Last week US Treasury Secretary Timothy Geithner sent a sternly worded letter to Michel Barnier, the European commissioner for the internal market, expressing his concerns about the third country rules.
“I believe we agree that it is essential to fulfill our G-20 commitment to avoid discrimination and maintain a level playing field,” Geithner said in the letter. “In this context, we are concerned with various proposals that would discriminate against US firms and deny them access to the EU market that they currently have. We strongly hope that the rules you put in place will ensure that non-EU fund managers and global custodian banks have the same access as their EU counterparts.”

The comments prompted Barnier to say via a spokesman that the pending legislation is in line with G-20 proposals.

According to a Financial Times report on Friday, French President Nicholas Sarkozy and British Prime Minster Gordon Brown shared Geithner’s concerns and planned to meet on the issue to discuss solutions.

 

If adopted in its current form, AIFs in developing countries could lose access to funding from the EU market, and EU investors, including EU member development banks, would be limited in their ability to promote private sector growth in the world’s poorest countries.

Sarah Alexander

The Institutional Limited Partners Association (ILPA) – whose roughly 220 members control the vast majority of commitments to private equity funds across the world – also sent a four-page letter to Barnier, describing how the diminished access to capital for EU companies will harm European private equity.

The Emerging Markets Private Equity Association (EMPEA) has written similar letters to the European Commission, the European Parliament and the Spanish presidency, expressing “profound concern” about the third country rules.

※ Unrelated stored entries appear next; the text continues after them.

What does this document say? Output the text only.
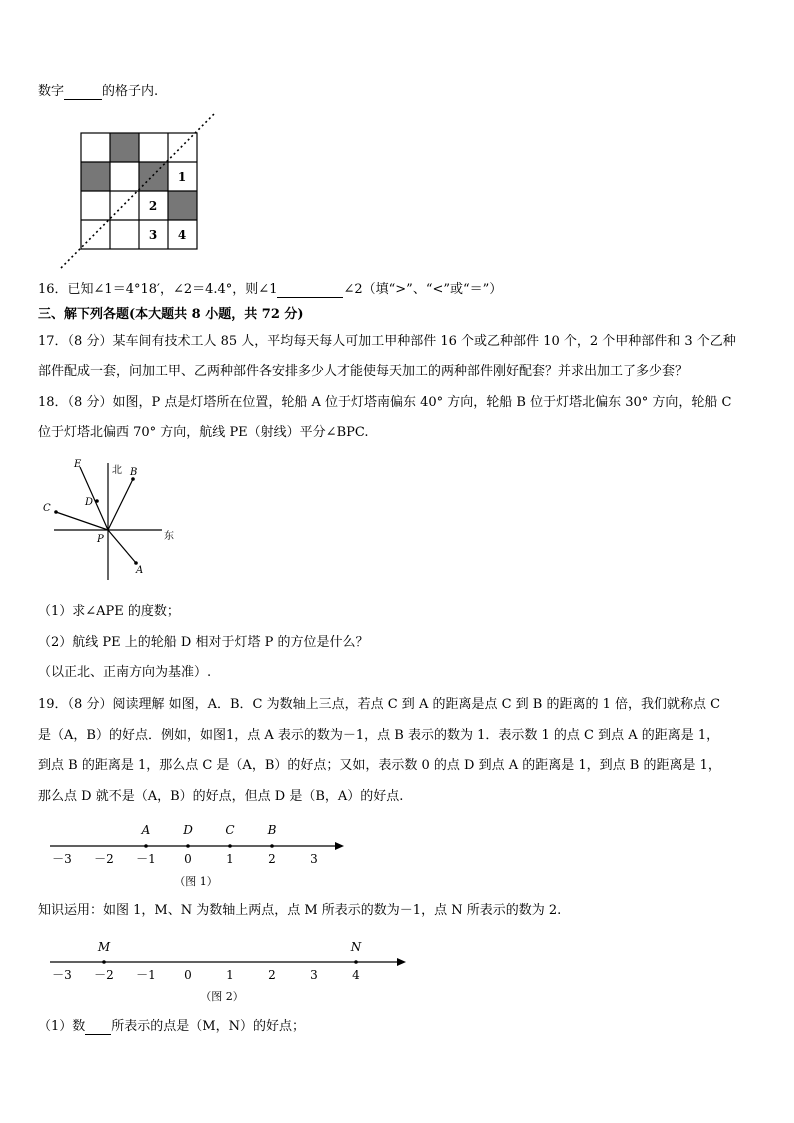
数字	的格子内.
1
2
3 4
16．已知∠1＝4°18′，∠2＝4.4°，则∠1	∠2（填“>”、“<”或“＝”）
三、解下列各题(本大题共 8 小题，共 72 分)
17．（8 分）某车间有技术工人 85 人，平均每天每人可加工甲种部件 16 个或乙种部件 10 个，2 个甲种部件和 3 个乙种
部件配成一套，问加工甲、乙两种部件各安排多少人才能使每天加工的两种部件刚好配套？并求出加工了多少套？
18．（8 分）如图，P 点是灯塔所在位置，轮船 A 位于灯塔南偏东 40° 方向，轮船 B 位于灯塔北偏东 30° 方向，轮船 C
位于灯塔北偏西 70° 方向，航线 PE（射线）平分∠BPC.
E
北 B
D
C
东
P
A
（1）求∠APE 的度数；
（2）航线 PE 上的轮船 D 相对于灯塔 P 的方位是什么？
（以正北、正南方向为基准）.
19．（8 分）阅读理解 如图，A．B．C 为数轴上三点，若点 C 到 A 的距离是点 C 到 B 的距离的 1 倍，我们就称点 C
是（A，B）的好点．例如，如图1，点 A 表示的数为－1，点 B 表示的数为 1．表示数 1 的点 C 到点 A 的距离是 1，
到点 B 的距离是 1，那么点 C 是（A，B）的好点；又如，表示数 0 的点 D 到点 A 的距离是 1，到点 B 的距离是 1，
那么点 D 就不是（A，B）的好点，但点 D 是（B，A）的好点.
－3 －2 －1 0	1	2	3
A	D	C	B
（图 1）
知识运用：如图 1，M、N 为数轴上两点，点 M 所表示的数为－1，点 N 所表示的数为 2.
－3 －2 －1 0	1	2	3	4
M	N
（图 2）
（1）数 所表示的点是（M，N）的好点；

“If adopted in its current form, AIFs in developing countries could lose access to funding from the EU market, and EU investors, including EU member development banks, would be limited in their ability to promote private sector growth in the world’s poorest countries,” Sarah Alexander, EMPEA CEO, wrote to Spanish Minister Elena Salgado Mendez. “The third country and equivalency provisions contained in the draft directive would make it either legally impossible or cost-prohibitive for emerging markets fund managers to raise capital in various EU
markets, jeopardising their ability to raise sufficient funds for investment and therefore to be viable as
going concerns.” EMPEA estimated that more than 90 percent of its members market funds to the EU or have European LPs.

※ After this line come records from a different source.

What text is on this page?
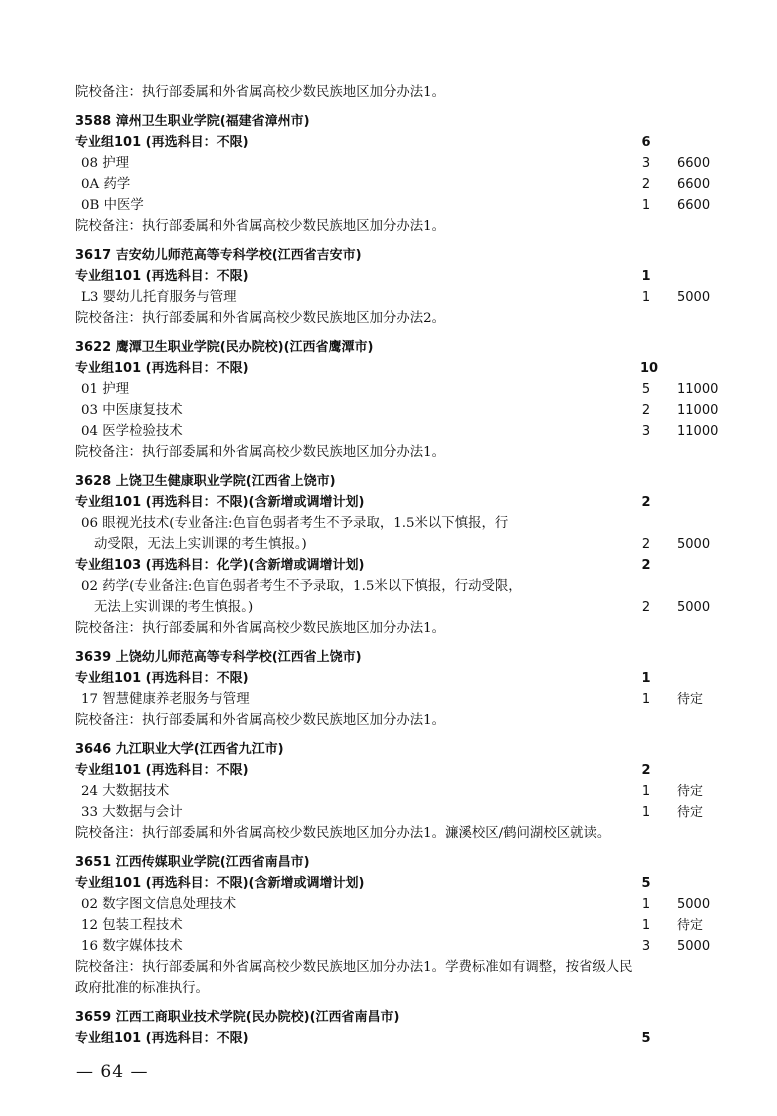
院校备注：执行部委属和外省属高校少数民族地区加分办法1。
3588 漳州卫生职业学院(福建省漳州市)
专业组101 (再选科目：不限)	6
08 护理	3 6600
0A 药学	2 6600
0B 中医学	1 6600
院校备注：执行部委属和外省属高校少数民族地区加分办法1。
3617 吉安幼儿师范高等专科学校(江西省吉安市)
专业组101 (再选科目：不限)	1
L3 婴幼儿托育服务与管理	1 5000
院校备注：执行部委属和外省属高校少数民族地区加分办法2。
3622 鹰潭卫生职业学院(民办院校)(江西省鹰潭市)
专业组101 (再选科目：不限)	10
01 护理	5 11000
03 中医康复技术	2 11000
04 医学检验技术	3 11000
院校备注：执行部委属和外省属高校少数民族地区加分办法1。
3628 上饶卫生健康职业学院(江西省上饶市)
专业组101 (再选科目：不限)(含新增或调增计划)	2
06 眼视光技术(专业备注:色盲色弱者考生不予录取，1.5米以下慎报，行
动受限，无法上实训课的考生慎报。)	2 5000
专业组103 (再选科目：化学)(含新增或调增计划)	2
02 药学(专业备注:色盲色弱者考生不予录取，1.5米以下慎报，行动受限，
无法上实训课的考生慎报。)	2 5000
院校备注：执行部委属和外省属高校少数民族地区加分办法1。
3639 上饶幼儿师范高等专科学校(江西省上饶市)
专业组101 (再选科目：不限)	1
17 智慧健康养老服务与管理	1 待定
院校备注：执行部委属和外省属高校少数民族地区加分办法1。
3646 九江职业大学(江西省九江市)
专业组101 (再选科目：不限)	2
24 大数据技术	1 待定
33 大数据与会计	1 待定
院校备注：执行部委属和外省属高校少数民族地区加分办法1。濂溪校区/鹤问湖校区就读。
3651 江西传媒职业学院(江西省南昌市)
专业组101 (再选科目：不限)(含新增或调增计划)	5
02 数字图文信息处理技术	1 5000
12 包装工程技术	1 待定
16 数字媒体技术	3 5000
院校备注：执行部委属和外省属高校少数民族地区加分办法1。学费标准如有调整，按省级人民
政府批准的标准执行。
3659 江西工商职业技术学院(民办院校)(江西省南昌市)
专业组101 (再选科目：不限)	5
— 64 —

Andrew Baker, chief executive officer for the Alternative Investment Management Association (AIMA) has said that the effect of restrictions imposed on European investors would be felt around the globe, hurting asset managers in financial centres such as the United States, Canada, Switzerland, Hong Kong.
The UK’s House of Lords has also called the directive’s marketing restrictions “protectionist” in a letter to UK Financial Services Secretary Lord Myners. The House of Lords in November had heard testimony from industry figures including Danny Truell, chief investment officer of the Wellcome Trust charitable foundation, who said that the directive in its current form would seriously restrict investment opportunities for many EU foundations and charities.